Mas o contrário também é possível: duas pessoas estarem divorciadas mas não separadas. Há pessoas que se mantêm ligadas mesmo depois de estar concluído o processo de divórcio. Isto pode acontecer por uma dificuldade de estar só depois de vários anos a viver em co-dependência. Isto é nítido nos casos em que uma das pessoas mantém o controlo da vida da outra, mesmo depois do divórcio. Nessas situações, há uma das pessoas que está a resistir ao luto, ou seja, ao trabalho de aceitação da nova realidade. Todos conhecemos casos em que os filhos dos divorciados são usados como armas de ataque aos ex-parceiros, ora habitualmente isso resulta de uma negação da nova realidade e, lá está, da negação da perda de uma vida como ela foi um dia. Isto é muito desgastante para todas as partes. Já começa a estar desperta uma consciência dos casais para as dificuldades do divórcio e por isso aparecem na clínica pedidos de casais para que sejam ajudados a separarem-se, mas isto só pode acontecer se não houver muita raiva, zanga e mágoa de parte a parte.

Quando um processo de luto é demasiado prolongado e intenso, pode acontecer que o indivíduo tenha muita dificuldade em organizar recursos para se restabelecer numa nova dinâmica. É preciso lembrar que os divórcios conduzem à perda de relações também com outras pessoas do sistema familiar e do sistema social. Afinal, perdem-se amigos que mantinham relação com o casal e podem surgir afectos negativos da parte dos familiares do ex-parceiro. As relações que desenvolvemos são redes que nos protegem, para aqueles que estiverem mais desprotegidos neste campo, que viveram uma relação conjugal sem alimentarem os outros sistemas, esta reestruturação será bem mais difícil.

Na verdade, enquanto o próprio não fizer o seu luto estará preso a uma não-realidade. Quando elaboramos um luto estamos a fazer uma separação de algo, a aceitar as perdas, e estamos também a dar uma oportunidade para novos investimentos e para partir à descoberta do próprio Eu. É por isso que um divórcio, como situação de crise, pode ser uma possibilidade de restabelecer o equilíbrio do próprio.

  
2.Que conselhos práticos daria a um recente divorciado para não cair em maus hábitos?

R:
Parece-me que se depreenderá da minha resposta anterior que o primeiro desses conselhos seria: dê-se tempo e espaço para elaborar o seu luto.
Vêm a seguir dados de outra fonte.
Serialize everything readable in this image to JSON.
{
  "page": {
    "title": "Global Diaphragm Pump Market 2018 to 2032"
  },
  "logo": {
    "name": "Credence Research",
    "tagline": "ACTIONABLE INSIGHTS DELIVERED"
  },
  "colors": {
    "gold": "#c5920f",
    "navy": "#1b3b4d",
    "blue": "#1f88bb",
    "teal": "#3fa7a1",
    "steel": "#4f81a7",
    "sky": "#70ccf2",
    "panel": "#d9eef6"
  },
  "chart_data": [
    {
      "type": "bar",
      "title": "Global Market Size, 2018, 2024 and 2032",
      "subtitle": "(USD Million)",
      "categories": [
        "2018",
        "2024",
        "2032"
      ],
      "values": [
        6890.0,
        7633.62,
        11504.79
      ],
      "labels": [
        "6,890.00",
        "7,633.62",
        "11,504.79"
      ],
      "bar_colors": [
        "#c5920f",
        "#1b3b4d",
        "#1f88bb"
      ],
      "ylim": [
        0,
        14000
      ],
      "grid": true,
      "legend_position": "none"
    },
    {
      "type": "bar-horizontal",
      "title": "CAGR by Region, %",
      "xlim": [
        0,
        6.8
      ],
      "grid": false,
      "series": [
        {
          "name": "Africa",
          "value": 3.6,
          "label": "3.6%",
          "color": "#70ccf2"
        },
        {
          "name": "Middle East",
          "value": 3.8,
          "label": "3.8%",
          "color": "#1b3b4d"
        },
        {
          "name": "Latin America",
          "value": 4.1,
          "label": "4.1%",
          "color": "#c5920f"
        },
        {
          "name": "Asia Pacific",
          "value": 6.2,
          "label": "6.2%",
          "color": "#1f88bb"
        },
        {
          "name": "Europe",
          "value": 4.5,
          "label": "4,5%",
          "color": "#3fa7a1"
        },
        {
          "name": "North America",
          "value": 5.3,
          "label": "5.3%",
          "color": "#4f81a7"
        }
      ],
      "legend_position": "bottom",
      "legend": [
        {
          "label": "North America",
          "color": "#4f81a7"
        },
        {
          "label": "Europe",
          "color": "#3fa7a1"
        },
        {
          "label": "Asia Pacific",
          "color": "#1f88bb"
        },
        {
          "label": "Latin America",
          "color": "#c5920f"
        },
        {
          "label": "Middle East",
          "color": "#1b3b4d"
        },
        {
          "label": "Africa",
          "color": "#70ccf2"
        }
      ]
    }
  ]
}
Aceite os sentimentos de tristeza e dor como necessários ao trabalho de cura. Dito de outra forma, aceite que há feridas que precisam de ser pensadas para que possam sarar melhor. Se a dor for demasiado intensa e insuportável, peça ajuda, caso contrário poderá cair no risco de ter comportamentos agidos, impulsivos e não pensados que o levam a uma maior desorganização. Exemplos desses comportamentos seriam as relações agidas, com fraco envolvimento, que o indivíduo procura para evitar a angústia da separação mas que têm tudo para falharem e que só vão reforçar ainda mais o sentimento de frustração e de desvalorização do próprio.

Uma viva recomendação seria que a pessoa divorciada se deixe cuidar, rodeando-se daqueles que lhe querem bem e que lhe podem relembrar a sua identidade mas também que o ajudem com questões de ordem prática.
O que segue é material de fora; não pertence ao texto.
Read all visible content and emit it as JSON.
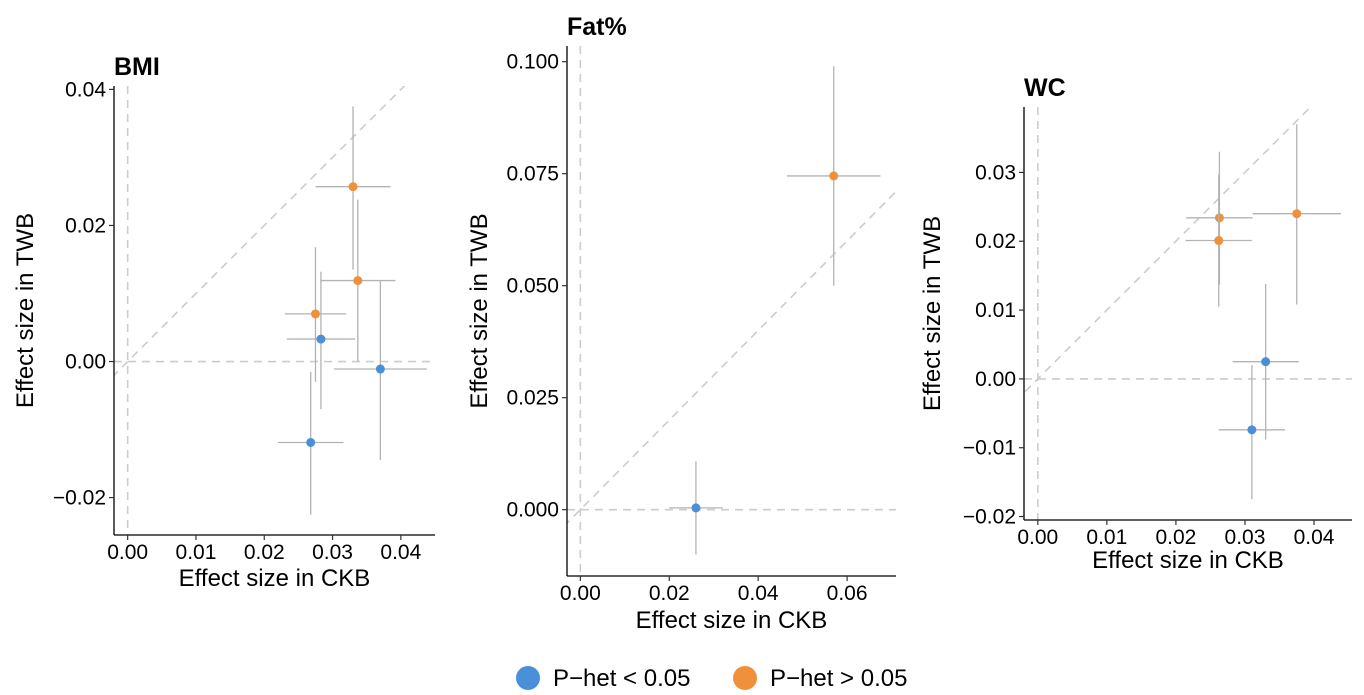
{
  "chart_data": [
    {
      "type": "scatter",
      "title": "BMI",
      "xlabel": "Effect size in CKB",
      "ylabel": "Effect size in TWB",
      "xlim": [
        -0.002,
        0.045
      ],
      "ylim": [
        -0.0255,
        0.0405
      ],
      "xticks": [
        0.0,
        0.01,
        0.02,
        0.03,
        0.04
      ],
      "xtick_labels": [
        "0.00",
        "0.01",
        "0.02",
        "0.03",
        "0.04"
      ],
      "yticks": [
        -0.02,
        0.0,
        0.02,
        0.04
      ],
      "ytick_labels": [
        "−0.02",
        "0.00",
        "0.02",
        "0.04"
      ],
      "grid": false,
      "reference_lines": [
        "x=0",
        "y=0",
        "y=x"
      ],
      "points": [
        {
          "x": 0.033,
          "y": 0.0257,
          "xlo": 0.0275,
          "xhi": 0.0385,
          "ylo": 0.0135,
          "yhi": 0.0375,
          "group": "P−het > 0.05"
        },
        {
          "x": 0.0337,
          "y": 0.0119,
          "xlo": 0.0282,
          "xhi": 0.0392,
          "ylo": 0.0,
          "yhi": 0.0238,
          "group": "P−het > 0.05"
        },
        {
          "x": 0.0275,
          "y": 0.007,
          "xlo": 0.023,
          "xhi": 0.032,
          "ylo": -0.003,
          "yhi": 0.0168,
          "group": "P−het > 0.05"
        },
        {
          "x": 0.0283,
          "y": 0.0033,
          "xlo": 0.0233,
          "xhi": 0.0333,
          "ylo": -0.007,
          "yhi": 0.0132,
          "group": "P−het < 0.05"
        },
        {
          "x": 0.037,
          "y": -0.0011,
          "xlo": 0.0302,
          "xhi": 0.0438,
          "ylo": -0.0145,
          "yhi": 0.012,
          "group": "P−het < 0.05"
        },
        {
          "x": 0.0268,
          "y": -0.0119,
          "xlo": 0.022,
          "xhi": 0.0316,
          "ylo": -0.0225,
          "yhi": -0.0015,
          "group": "P−het < 0.05"
        }
      ]
    },
    {
      "type": "scatter",
      "title": "Fat%",
      "xlabel": "Effect size in CKB",
      "ylabel": "Effect size in TWB",
      "xlim": [
        -0.003,
        0.071
      ],
      "ylim": [
        -0.0148,
        0.1035
      ],
      "xticks": [
        0.0,
        0.02,
        0.04,
        0.06
      ],
      "xtick_labels": [
        "0.00",
        "0.02",
        "0.04",
        "0.06"
      ],
      "yticks": [
        0.0,
        0.025,
        0.05,
        0.075,
        0.1
      ],
      "ytick_labels": [
        "0.000",
        "0.025",
        "0.050",
        "0.075",
        "0.100"
      ],
      "grid": false,
      "reference_lines": [
        "x=0",
        "y=0",
        "y=x"
      ],
      "points": [
        {
          "x": 0.057,
          "y": 0.0745,
          "xlo": 0.0465,
          "xhi": 0.0675,
          "ylo": 0.05,
          "yhi": 0.099,
          "group": "P−het > 0.05"
        },
        {
          "x": 0.026,
          "y": 0.0004,
          "xlo": 0.02,
          "xhi": 0.032,
          "ylo": -0.01,
          "yhi": 0.0108,
          "group": "P−het < 0.05"
        }
      ]
    },
    {
      "type": "scatter",
      "title": "WC",
      "xlabel": "Effect size in CKB",
      "ylabel": "Effect size in TWB",
      "xlim": [
        -0.002,
        0.0455
      ],
      "ylim": [
        -0.0205,
        0.0395
      ],
      "xticks": [
        0.0,
        0.01,
        0.02,
        0.03,
        0.04
      ],
      "xtick_labels": [
        "0.00",
        "0.01",
        "0.02",
        "0.03",
        "0.04"
      ],
      "yticks": [
        -0.02,
        -0.01,
        0.0,
        0.01,
        0.02,
        0.03
      ],
      "ytick_labels": [
        "−0.02",
        "−0.01",
        "0.00",
        "0.01",
        "0.02",
        "0.03"
      ],
      "grid": false,
      "reference_lines": [
        "x=0",
        "y=0",
        "y=x"
      ],
      "points": [
        {
          "x": 0.0263,
          "y": 0.0234,
          "xlo": 0.0215,
          "xhi": 0.0311,
          "ylo": 0.0137,
          "yhi": 0.033,
          "group": "P−het > 0.05"
        },
        {
          "x": 0.0262,
          "y": 0.0201,
          "xlo": 0.0214,
          "xhi": 0.031,
          "ylo": 0.0105,
          "yhi": 0.0297,
          "group": "P−het > 0.05"
        },
        {
          "x": 0.0375,
          "y": 0.024,
          "xlo": 0.0311,
          "xhi": 0.0439,
          "ylo": 0.0108,
          "yhi": 0.037,
          "group": "P−het > 0.05"
        },
        {
          "x": 0.033,
          "y": 0.0025,
          "xlo": 0.0282,
          "xhi": 0.0378,
          "ylo": -0.0088,
          "yhi": 0.0138,
          "group": "P−het < 0.05"
        },
        {
          "x": 0.031,
          "y": -0.0074,
          "xlo": 0.0262,
          "xhi": 0.0358,
          "ylo": -0.0175,
          "yhi": 0.002,
          "group": "P−het < 0.05"
        }
      ]
    }
  ],
  "legend": {
    "position": "bottom",
    "items": [
      {
        "label": "P−het < 0.05",
        "color": "#4a90d9"
      },
      {
        "label": "P−het > 0.05",
        "color": "#f0903a"
      }
    ]
  },
  "colors": {
    "sig": "#4a90d9",
    "nonsig": "#f0903a",
    "errorbar": "#b3b3b3",
    "refline": "#cccccc"
  }
}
Para aquele elemento que sai de casa, por exemplo, há todo um conjunto de tarefas exigentes por resolver. Veja-se a escolha de um novo espaço para morar e o trabalho de montar uma nova casa. Estas questões obrigam a muita disponibilidade, de tempo, económica e também de disponibilidade interior. Porque não reconhecer que os amigos e familiares podem ser uma boa mão de obra? Assim, se for escolher uma casa, escolha uma zona com vizinhos amigos, que possam representar um importante suporte. Se lhe for possível, escolha um espaço para a nova habitação que não obrigue a perda de qualidade de vida, por exemplo, a ter de dispender mais tempo para se deslocar de casa para o trabalho, porque seguramente o tempo vai ser-lhe necessário para realizar novas obrigações que antes partilhava com outra pessoa. Se à pessoa divorciada faltar tempo e ânimo, então a disposição para fazer refeições saudáveis, para ter boas noites de sono ou para investir nas relações com os outros, tudo isto irá ficar em falência.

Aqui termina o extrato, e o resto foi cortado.